I once heard of a man who said, "Sometimes when I think of how my wife works and blesses me, it's all I can do to keep from telling her that I love her!" There is a man being guided by the Spirit, but he is quenching the Spirit. Do not do that. Go ahead and tell her you love her. You may have to pick her off the floor afterward, but do not quench the Spirit!
Then, second, do not ignore the Scripture's wisdom: "Do not despise prophesying." Unfortunately, because of certain cultic tendencies in our day, we think of prophesying as some special power to predict the future either for ourselves individually or for the world at large. But prophesying was not that. Dr. F. F. Bruce, who is one of the great expositors of our day, says prophesying is "declaring the mind of God in the power of the Spirit." In those early days, before the New Testament was written, this was done orally; prophets spoke the mind of the Spirit in an assembly. But since the writing of the Scriptures we have very little need for any kind of prophesying other than that based upon the Scriptures. So prophesying really becomes what we call today expository preaching and teaching. It is what I am doing right now. It is opening the mind of God from the Word of God. Do not despise that, says the apostle. That is the wisdom of God. That is telling you how to act, how to think and how to order your life. Do not treat it lightly. It will save you countless headaches and heartaches if you observe it.

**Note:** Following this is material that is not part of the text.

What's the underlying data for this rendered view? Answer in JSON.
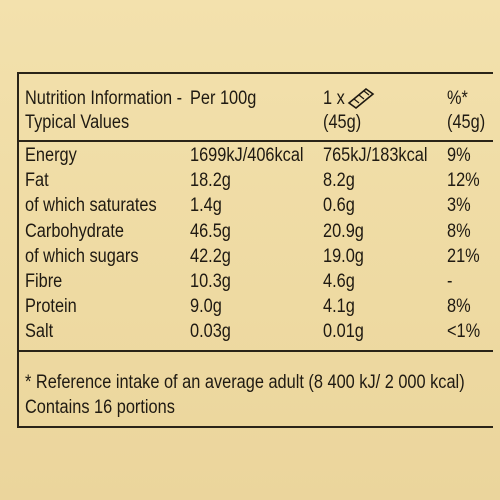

But, the apostle adds, "test it." It is easy to imitate this. Anyone can stand up and say in a deep tone of voice, "This is the word of the Lord." We must learn to test what is said from what has already been revealed. Paul commended the Bereans for this, saying they were more noble than those in Thessalonica because they "received the word with all readiness of heart and searched the Scriptures daily whether these things were so," (Acts 17:11). Test it, is what Paul is saying.
“Now may the God of peace Himself sanctify you completely” Do you notice who it is here that does the changing in us? So often we think that sanctification is a result of our hard work, when the truth is that sanctification comes from God, and our good works are the result. Our responsibility is to simply make the choice to allow God to work in us and He will do the rest. “He who calls you [is] faithful, who also will do [it].” Our Father in heaven is faithful to do what He has promised. Ray Stedman also had this to say about this verse; “Choose to obey and he will give you power to perform; but he will not give you the power to perform until you make the choice to obey!”
Most of us would agree the signs of the end are all around us. How important is it then to pay attention to these verses which Paul uses to instruct us on how we are to live in the very time we find ourselves in?